小さな記事の大きな課題(18):所管事項でも「聞いていなかった」「通告なし」が通用か

 

国会審議で担当大臣が出席しているのに、所管事項でありながら「質問を聞いていなかった」「通告がなかった」ので「答弁できないこと」が通用するのか。何ともにのんびりした予算委員会ではないか。そして担当大臣が8年間も在籍する麻生財務相だ。 

参院予算委員会で無所属議員が「雇用保険の特別会計が厳しくなっている。安定化のために一般会計の投入を」と質問、菅総理の答弁後に、麻生財務相に質問を振った時、麻生さんは「質問を聞いていなかった」「通告がなかった」と答弁を拒否したが、いろいろ嫌味を言った後に菅総理の答弁を支持した。 

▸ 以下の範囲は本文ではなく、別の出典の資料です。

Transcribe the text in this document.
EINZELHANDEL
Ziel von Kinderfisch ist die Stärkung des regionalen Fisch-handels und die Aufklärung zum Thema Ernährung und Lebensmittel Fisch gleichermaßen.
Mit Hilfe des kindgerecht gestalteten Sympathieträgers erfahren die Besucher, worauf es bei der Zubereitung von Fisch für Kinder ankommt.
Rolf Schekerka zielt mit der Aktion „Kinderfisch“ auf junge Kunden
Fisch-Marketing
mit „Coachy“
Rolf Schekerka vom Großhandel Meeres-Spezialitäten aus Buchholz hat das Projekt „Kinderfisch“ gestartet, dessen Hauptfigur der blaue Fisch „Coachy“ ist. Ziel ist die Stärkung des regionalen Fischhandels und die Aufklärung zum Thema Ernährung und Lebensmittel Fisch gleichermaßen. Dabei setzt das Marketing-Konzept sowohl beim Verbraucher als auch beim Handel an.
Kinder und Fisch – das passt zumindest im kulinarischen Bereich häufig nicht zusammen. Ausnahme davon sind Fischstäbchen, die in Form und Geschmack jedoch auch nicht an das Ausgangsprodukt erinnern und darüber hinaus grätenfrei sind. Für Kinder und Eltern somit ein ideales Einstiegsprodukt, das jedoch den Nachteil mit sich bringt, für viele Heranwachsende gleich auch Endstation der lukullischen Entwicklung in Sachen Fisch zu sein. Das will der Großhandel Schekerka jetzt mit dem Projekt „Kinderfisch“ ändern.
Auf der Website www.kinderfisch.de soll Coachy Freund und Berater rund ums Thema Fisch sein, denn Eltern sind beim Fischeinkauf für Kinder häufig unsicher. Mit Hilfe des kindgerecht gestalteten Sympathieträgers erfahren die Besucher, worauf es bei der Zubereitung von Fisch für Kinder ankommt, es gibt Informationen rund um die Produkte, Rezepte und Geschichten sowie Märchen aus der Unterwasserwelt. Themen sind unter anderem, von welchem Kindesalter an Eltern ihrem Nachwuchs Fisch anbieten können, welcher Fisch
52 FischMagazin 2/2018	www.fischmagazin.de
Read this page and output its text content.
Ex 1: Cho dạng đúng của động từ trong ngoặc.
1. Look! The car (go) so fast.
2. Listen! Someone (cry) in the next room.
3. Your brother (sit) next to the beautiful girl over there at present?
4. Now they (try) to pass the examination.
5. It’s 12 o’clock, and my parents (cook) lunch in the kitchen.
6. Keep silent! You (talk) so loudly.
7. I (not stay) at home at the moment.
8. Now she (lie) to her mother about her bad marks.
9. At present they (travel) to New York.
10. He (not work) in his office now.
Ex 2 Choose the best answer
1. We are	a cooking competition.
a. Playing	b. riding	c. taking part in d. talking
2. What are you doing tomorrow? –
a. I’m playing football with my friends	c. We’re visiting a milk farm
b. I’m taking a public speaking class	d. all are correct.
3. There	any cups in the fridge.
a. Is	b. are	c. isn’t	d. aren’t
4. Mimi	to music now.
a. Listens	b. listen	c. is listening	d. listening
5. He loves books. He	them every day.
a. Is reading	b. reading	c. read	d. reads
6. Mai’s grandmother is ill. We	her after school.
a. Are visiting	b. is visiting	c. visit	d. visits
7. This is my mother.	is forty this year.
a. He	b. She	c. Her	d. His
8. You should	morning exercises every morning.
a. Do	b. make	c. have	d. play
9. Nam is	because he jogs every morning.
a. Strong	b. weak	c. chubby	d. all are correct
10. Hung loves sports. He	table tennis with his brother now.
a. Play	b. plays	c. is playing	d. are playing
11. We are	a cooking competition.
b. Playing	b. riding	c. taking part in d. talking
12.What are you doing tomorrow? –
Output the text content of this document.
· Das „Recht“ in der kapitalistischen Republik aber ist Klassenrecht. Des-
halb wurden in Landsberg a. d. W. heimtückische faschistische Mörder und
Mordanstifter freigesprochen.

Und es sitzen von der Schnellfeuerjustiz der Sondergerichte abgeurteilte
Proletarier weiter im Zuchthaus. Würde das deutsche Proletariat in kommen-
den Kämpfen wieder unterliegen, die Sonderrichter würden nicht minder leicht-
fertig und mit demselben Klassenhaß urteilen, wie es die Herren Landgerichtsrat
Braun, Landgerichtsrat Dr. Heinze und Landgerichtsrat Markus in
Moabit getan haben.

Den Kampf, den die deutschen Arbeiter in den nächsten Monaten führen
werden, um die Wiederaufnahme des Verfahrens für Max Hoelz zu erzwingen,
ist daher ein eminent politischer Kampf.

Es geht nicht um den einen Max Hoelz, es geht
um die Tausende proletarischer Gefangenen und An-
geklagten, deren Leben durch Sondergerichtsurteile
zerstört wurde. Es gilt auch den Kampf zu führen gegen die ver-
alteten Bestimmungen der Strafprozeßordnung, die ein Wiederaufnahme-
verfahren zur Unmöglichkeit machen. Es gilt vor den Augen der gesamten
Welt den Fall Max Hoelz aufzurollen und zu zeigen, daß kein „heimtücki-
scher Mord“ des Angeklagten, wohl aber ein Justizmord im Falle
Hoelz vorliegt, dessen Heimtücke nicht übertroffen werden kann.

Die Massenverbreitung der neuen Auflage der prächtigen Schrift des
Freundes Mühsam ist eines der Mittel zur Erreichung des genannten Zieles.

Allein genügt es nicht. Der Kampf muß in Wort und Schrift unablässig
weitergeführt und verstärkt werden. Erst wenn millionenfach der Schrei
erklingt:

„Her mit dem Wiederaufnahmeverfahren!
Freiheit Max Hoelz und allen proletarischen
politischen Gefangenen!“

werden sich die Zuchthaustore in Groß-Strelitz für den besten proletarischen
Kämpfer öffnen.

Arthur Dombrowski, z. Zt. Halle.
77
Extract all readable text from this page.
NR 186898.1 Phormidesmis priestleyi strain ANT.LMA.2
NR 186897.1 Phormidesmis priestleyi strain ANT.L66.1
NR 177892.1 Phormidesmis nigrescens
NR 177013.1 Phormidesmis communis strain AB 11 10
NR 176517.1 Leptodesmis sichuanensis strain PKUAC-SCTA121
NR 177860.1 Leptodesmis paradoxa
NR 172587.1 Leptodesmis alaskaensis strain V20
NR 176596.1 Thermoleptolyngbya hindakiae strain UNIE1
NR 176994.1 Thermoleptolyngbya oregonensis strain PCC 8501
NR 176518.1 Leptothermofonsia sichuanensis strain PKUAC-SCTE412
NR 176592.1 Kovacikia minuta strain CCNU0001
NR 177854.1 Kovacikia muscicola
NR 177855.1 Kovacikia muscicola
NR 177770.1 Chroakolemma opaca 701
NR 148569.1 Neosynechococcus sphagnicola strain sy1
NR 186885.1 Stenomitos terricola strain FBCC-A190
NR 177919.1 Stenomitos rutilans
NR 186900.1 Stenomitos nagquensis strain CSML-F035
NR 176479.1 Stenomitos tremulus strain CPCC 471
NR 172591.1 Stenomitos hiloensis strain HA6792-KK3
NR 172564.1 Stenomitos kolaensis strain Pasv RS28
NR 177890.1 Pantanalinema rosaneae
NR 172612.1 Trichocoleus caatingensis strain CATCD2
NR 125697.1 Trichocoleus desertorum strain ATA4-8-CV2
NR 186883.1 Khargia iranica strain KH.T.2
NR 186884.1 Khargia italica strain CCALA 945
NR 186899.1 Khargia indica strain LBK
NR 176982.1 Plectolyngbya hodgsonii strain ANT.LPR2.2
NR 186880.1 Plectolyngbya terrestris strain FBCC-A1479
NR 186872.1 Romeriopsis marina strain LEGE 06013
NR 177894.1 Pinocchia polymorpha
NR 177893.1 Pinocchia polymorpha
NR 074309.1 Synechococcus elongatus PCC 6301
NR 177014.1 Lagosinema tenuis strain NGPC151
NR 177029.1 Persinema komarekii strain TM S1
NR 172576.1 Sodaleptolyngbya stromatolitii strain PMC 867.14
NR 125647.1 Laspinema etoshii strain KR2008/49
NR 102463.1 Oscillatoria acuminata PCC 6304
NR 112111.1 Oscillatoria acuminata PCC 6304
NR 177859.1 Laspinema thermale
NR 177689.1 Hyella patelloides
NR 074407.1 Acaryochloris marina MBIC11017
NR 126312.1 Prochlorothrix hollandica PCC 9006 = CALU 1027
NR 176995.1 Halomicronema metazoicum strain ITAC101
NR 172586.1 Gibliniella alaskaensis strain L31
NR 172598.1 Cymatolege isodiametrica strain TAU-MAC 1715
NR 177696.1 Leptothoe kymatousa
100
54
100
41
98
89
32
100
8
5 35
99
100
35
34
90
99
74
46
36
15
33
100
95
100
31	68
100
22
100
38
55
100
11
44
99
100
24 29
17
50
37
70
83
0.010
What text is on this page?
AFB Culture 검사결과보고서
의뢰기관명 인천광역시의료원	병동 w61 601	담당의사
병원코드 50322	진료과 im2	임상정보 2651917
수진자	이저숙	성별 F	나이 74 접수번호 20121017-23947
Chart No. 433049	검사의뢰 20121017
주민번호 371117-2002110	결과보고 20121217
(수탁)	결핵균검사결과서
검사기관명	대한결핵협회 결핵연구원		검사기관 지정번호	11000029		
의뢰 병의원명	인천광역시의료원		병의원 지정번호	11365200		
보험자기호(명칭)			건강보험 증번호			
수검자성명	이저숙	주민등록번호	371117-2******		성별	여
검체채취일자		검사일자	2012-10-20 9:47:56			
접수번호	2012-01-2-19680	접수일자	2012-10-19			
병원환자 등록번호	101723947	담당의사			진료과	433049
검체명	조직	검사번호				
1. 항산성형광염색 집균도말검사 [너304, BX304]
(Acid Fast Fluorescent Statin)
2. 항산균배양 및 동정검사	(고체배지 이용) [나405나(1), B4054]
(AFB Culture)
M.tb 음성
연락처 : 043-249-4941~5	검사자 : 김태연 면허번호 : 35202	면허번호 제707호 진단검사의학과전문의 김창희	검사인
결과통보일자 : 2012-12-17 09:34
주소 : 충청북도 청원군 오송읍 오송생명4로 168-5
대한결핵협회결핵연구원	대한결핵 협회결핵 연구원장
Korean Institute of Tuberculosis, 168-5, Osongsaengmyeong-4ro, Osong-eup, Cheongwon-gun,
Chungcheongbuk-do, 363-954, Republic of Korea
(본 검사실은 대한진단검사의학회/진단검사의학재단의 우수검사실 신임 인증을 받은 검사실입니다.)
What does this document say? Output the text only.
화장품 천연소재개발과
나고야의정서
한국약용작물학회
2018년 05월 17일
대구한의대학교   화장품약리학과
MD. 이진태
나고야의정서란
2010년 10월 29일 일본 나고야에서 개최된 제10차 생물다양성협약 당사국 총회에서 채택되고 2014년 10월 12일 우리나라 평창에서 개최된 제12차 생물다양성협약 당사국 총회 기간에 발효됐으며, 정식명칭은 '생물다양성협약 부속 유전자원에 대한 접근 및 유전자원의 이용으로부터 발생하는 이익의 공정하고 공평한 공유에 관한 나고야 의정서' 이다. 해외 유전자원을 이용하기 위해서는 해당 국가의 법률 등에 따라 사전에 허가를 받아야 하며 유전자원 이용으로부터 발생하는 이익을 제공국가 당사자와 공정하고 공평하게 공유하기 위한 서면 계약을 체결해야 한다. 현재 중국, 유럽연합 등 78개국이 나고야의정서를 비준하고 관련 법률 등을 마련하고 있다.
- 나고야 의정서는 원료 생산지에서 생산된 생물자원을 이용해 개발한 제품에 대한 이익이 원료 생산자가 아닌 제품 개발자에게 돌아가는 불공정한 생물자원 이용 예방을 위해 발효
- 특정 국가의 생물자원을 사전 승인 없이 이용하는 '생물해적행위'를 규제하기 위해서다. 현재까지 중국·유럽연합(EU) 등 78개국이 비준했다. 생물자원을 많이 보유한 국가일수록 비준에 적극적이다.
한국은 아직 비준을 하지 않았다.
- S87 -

何故、こんなことになるのか。以前にもたびたびこういう発言があった。 

以前は、大臣と官庁の担当者が参考人として出席し、質問に対して担当大臣が「チョッ」と答弁し、後は「技術的問題もあるので参考人に答えさせます」と言うシーンが多かった。大臣はいちいち細かいことまで知ってはいない。ミスを犯すと内閣支持率にも影響する。

しかし、こんなことではダメだと自由党か民主党の時に小沢さんが「出席している参考人に答弁させるのをやめて、大臣が答弁する」方式に変わったはずだ。 

担当大臣が答えられなくてどうするということだ。

そこから、ペーパーの棒読みが始まった。国会開催中、ペーパー作成のために国家公務員の過重労働も始まった。すでに知れ渡っていることだ。 

国家公務員の担当者は質問者の質問事項を集め、担当部門で答弁書を作成、部門間で調整し、答弁書案を作成し関係者に配布、調整後に正式な答弁書を大臣、関係部署、官邸に配布、翌朝に大臣にレクチャーする。 

質問者の質問事項の提出が遅れると担当者も大変だ。仕事が終わるのが日付けが変わる頃、タクシー、最終便で帰宅し、翌朝早く役所に出る。 

これじゃ「過労死ライン」を超える勤務だ。

国会が開かれれば大臣とともに参考人として担当の国家公務員が同席し、質問のたびにペーパーの箇所を指さしたり、メモを届ける。 

質問者は地元選挙区対策もあってか、総理の出席を求める。総理に質問したと地元に報告するのだ。だから総理の国会出席は他国に比べて多すぎるらしい。安倍前総理は外交がしたいのだが思うようにできないと嘆く。ひどいときは国会の合間を縫って外交に飛び出す始末だ。 

それでもペーパーの棒読みもできない大臣がいた。法務大臣や防衛大臣についたのだ。皆がわかっているから副大臣が答弁に立ったし、大臣の最後列に座り、周りを参考人が囲んでアドバイスしていた。 

国会審議に真剣さがなくなっている。長い政権で財務相を務める麻生さんには「驕り」がある。 

それにしてもあらかじめ質問事項を通告し、答弁はペーパーの棒読みでは「やらせ国会」ではないか。国会審議の裏で行われている「野党合同のヒアリング」の方が余程面白きないか。